Mr. Jackson served a four-year stint in the Marine Corps and was attending Washington State University on the GI Bill, studying criminology and political science, when he listened to a student broadcast of a football game and thought, “I can do better than that.”
He said as much to the professor in charge of the broadcasting program, was handed a tape recorder and told to go cover something. He chose a high school basketball game.
“They turned the lights out at halftime,” he told the Seattle Post-Intelligencer in 1999. “I didn’t have the foggiest idea what to do, so I just told stories.”
By 1952, Mr. Jackson was calling Washington State games on the school station. After graduating in 1954, he went to work at KOMO-TV in Seattle.
His proudest achievement there was accompanying the University of Washington rowing crew to Moscow, where he did the first live sports broadcast from the Soviet Union, despite serious hassles over equipment, censorship and accessibility to the event site.
Mr. Jackson joined the ABC radio network in 1965, freelancing TV assignments before settling in permanently at ABC when Roone Arledge needed someone to call a parachute-jumping segment for “Wide World of Sports” in 1968.
ABC quickly put him on college football and the fit, as Jackson might have said, was pert-near perfect. After announcing his retirement in 1998, he was honored wherever he went to work games. At the University of Michigan, the marching band spelled out, “THANKS KEITH.”
On the air, Mr. Jackson kept his opinions to himself, concentrating on the action. His broadcasting philosophy was a simple one: “Amplify, clarify and punctuate, and let the viewer draw his or her own conclusion.”

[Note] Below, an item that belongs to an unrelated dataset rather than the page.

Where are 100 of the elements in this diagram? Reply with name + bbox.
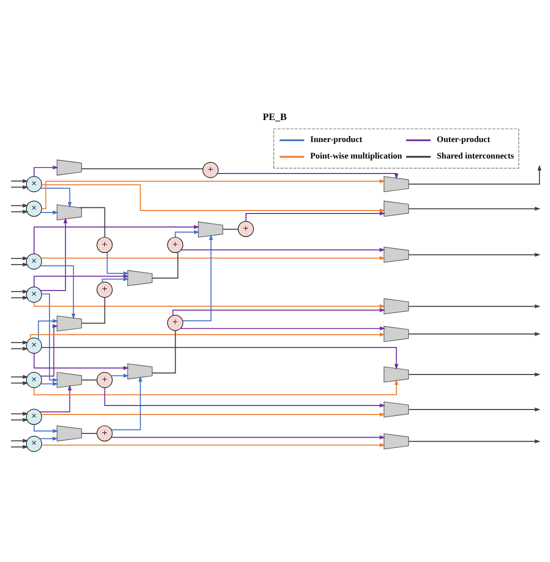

He was roundly criticized for ignoring an ugly incident late in the 1978 Gator Bowl game, when Ohio State coach Woody Hayes punched Clemson player Charlie Baumann after Baumann had intercepted a pass near the Ohio State sideline.
Recalling the scene for the Atlanta Journal-Constitution in 1999, Mr. Jackson said that because the sideline was crowded with players and officials, “the fact of the matter is, I didn’t see (the punch). … If people go back and listen, I said, ‘Let’s look at the tape and see what happened.’ ”
Mr. Jackson rose above that incident, later winning an Emmy and being inducted into two sportscasting halls of fame. Besides college football, he worked college and pro basketball games, major-league baseball, auto racing and the Summer and Winter Olympics. In 1970, was the first play-by-play announcer for NFL’s “Monday Night Football” on ABC.
Survivors include his wife, three children and three grandchildren.